The science part is the formula. There are 4 components in the pricing model formula: materials, people’s time, distribution costs and margin. For those who love equations the pricing model is:

  • Cost = Materials + People + Distribution
  • Price = Cost + Margin

Cost is what it costs your company to make and distribute. Price is what you sell it for.

To determine the true cost of your product you must do your homework. You must identify every component and accurately put a price on each. What follows is a checklist of common components to get you started.

Materials Cost

Whether you sell physical products or services you will have material costs.

  • Packaging
  • Supporting materials such as instructions
  • Raw materials; the cost of the tree to make the table
  • Cost of buying the product from China; manufacturing plus shipping costs
  • Your cost when buying from a supplier
  • License/royalty fees
  • Regulator/government fees; e.g. recycling fee for electronics
  • Manufacturing costs

People’s Time

Hourly cost; pay + benefits = hourly costs

Sometimes part of the margin; sometimes added with margin included

  • To make the product
  • To deliver the service
  • To provide support
  • To inspect products before shipping

Distribution

  • Third party shipping costs; e.g. couriers
  • Delivery costs; i.e. your cost to deliver – van, driver, parking tickets etc
  • Air freight
  • Cross border duties
  • Insurance
  • Breakage/loss

If your product is web based do not forget to include the technical infrastructure in the cost; servers, software, maintenance etc.

Margin

This is the profit you must make on each item so that the total margin of all things sold covers your operating costs and gives you the required return. And the selling price must be acceptable to the market. This is the secret sauce of business success.
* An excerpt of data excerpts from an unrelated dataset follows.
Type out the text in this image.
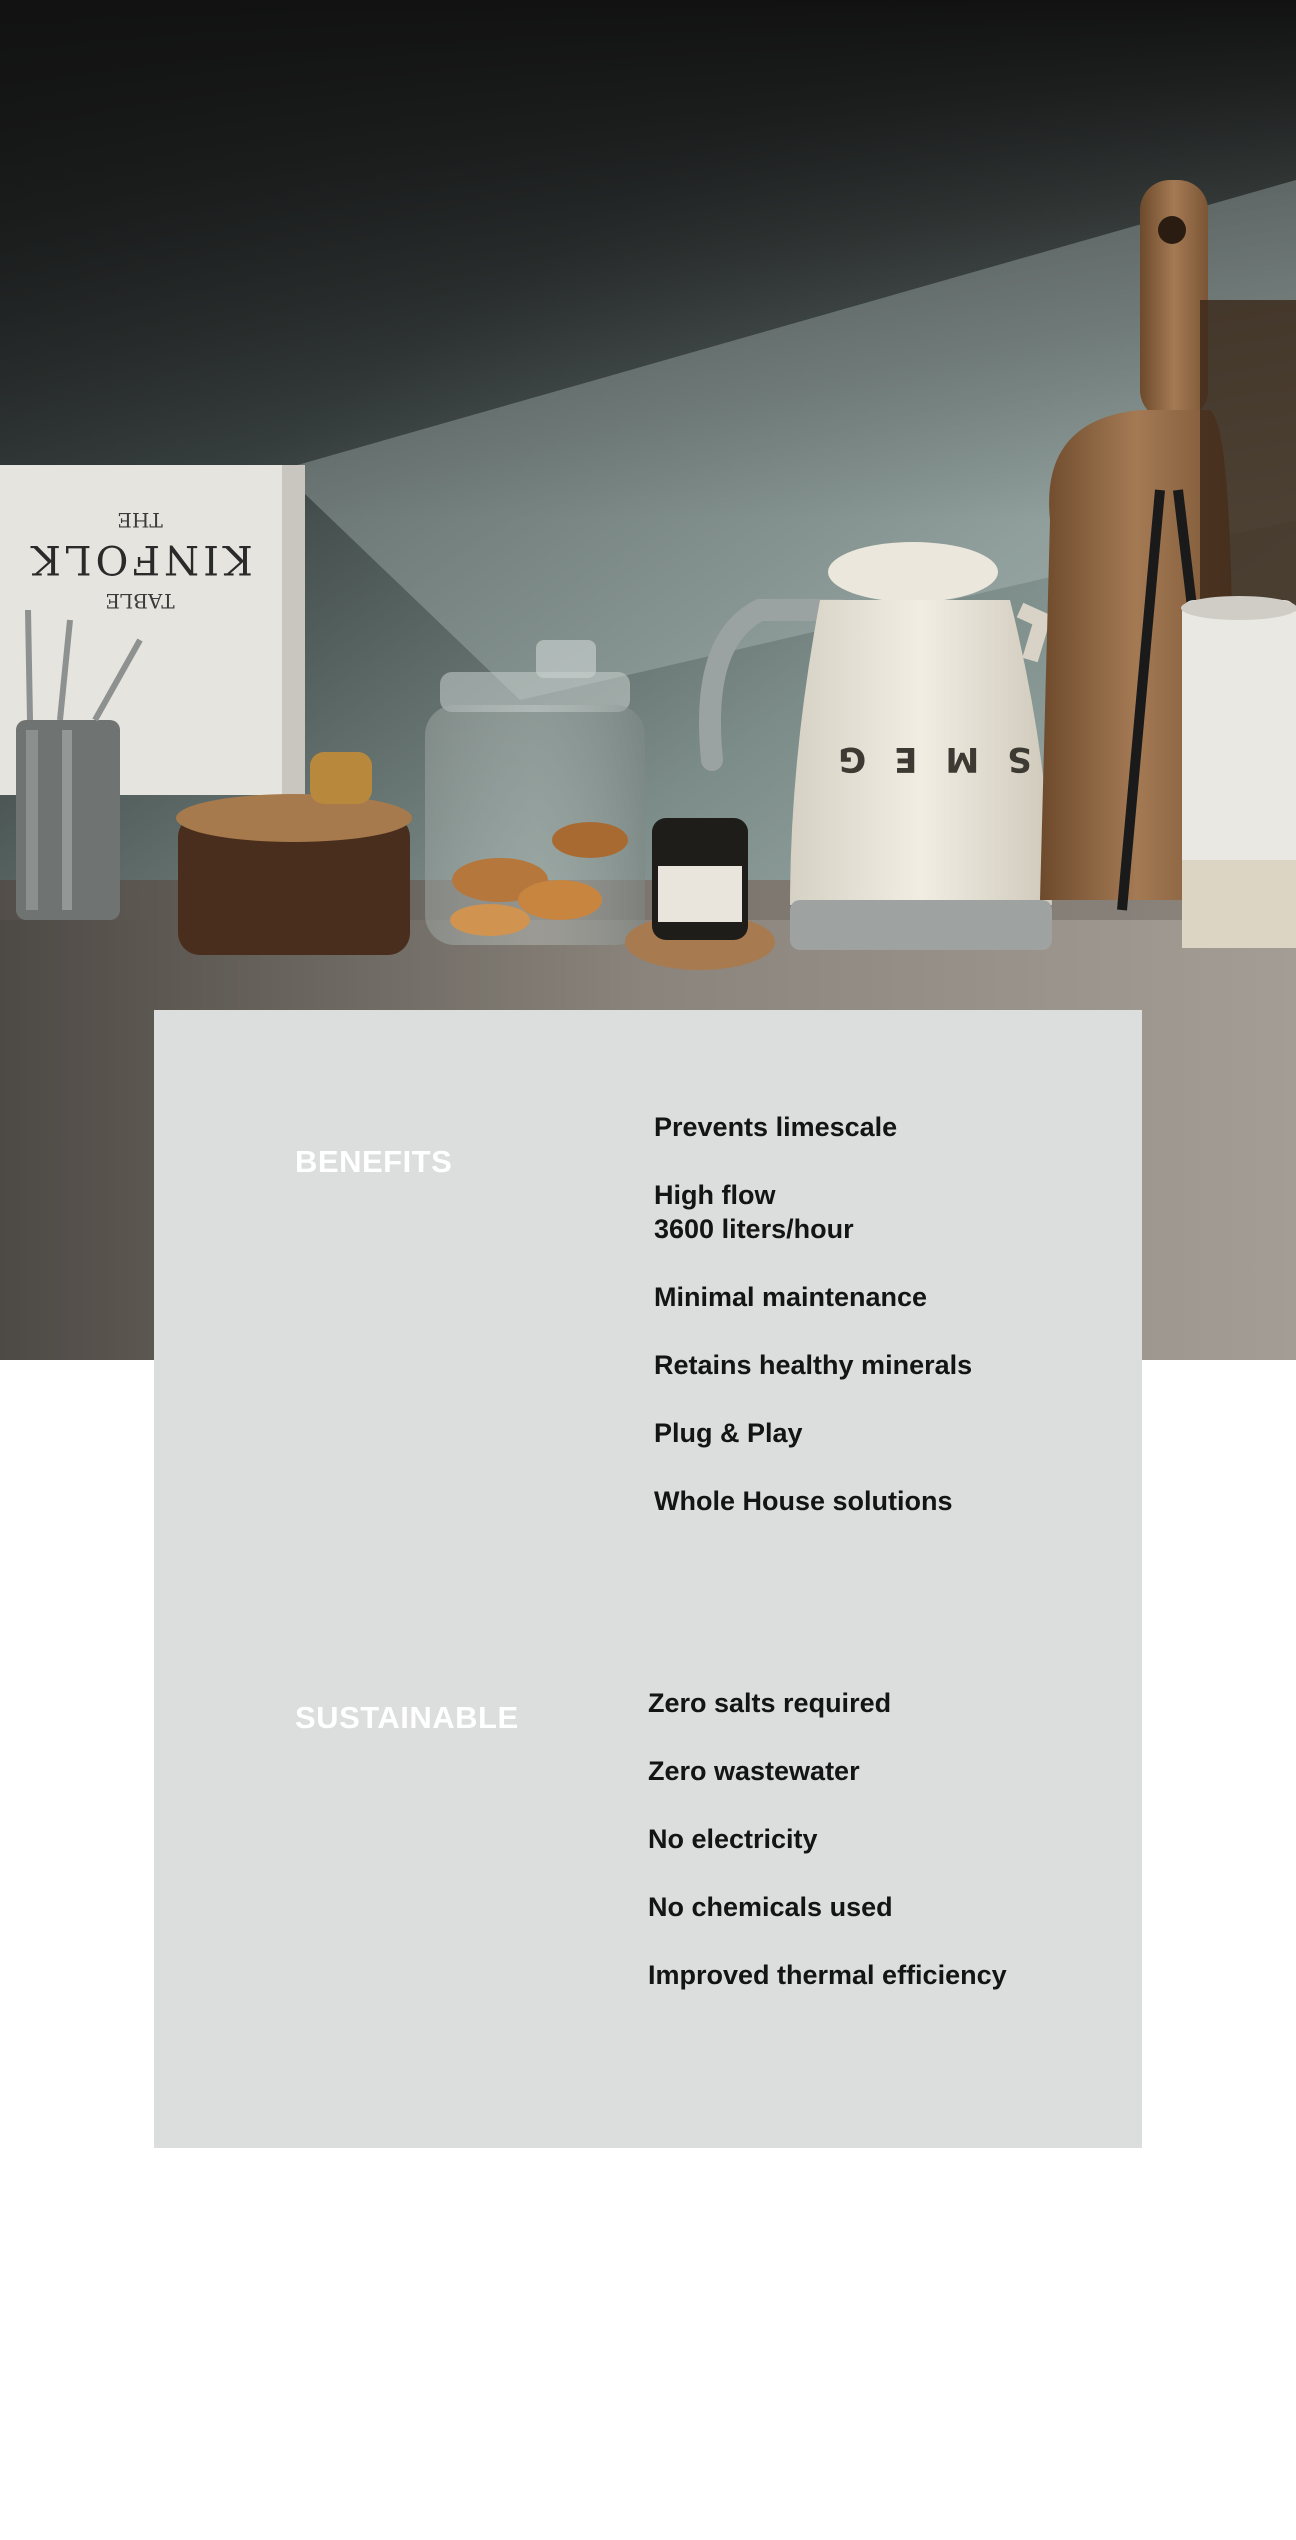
THE
KINFOLK
TABLE
SMEG
BENEFITS
Prevents limescale
High flow
3600 liters/hour
Minimal maintenance
Retains healthy minerals
Plug & Play
Whole House solutions
SUSTAINABLE	Zero salts required
Zero wastewater
No electricity
No chemicals used
Improved thermal efficiency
Don’t forget to revisit the cost and profit of your products on a regular basis? Things change; your costs can fluctuate with exchange rate changes (up or down) or increases in the cost of raw materials such as gas prices. You reward your team with pay raises; that will increase your costs. So make it a habit to revisit your pricing models at least every 6 months and even more if your business is dependent on exchange rates. For example, if you buy from the US or export to the US you will need to monitor exchange rates closely.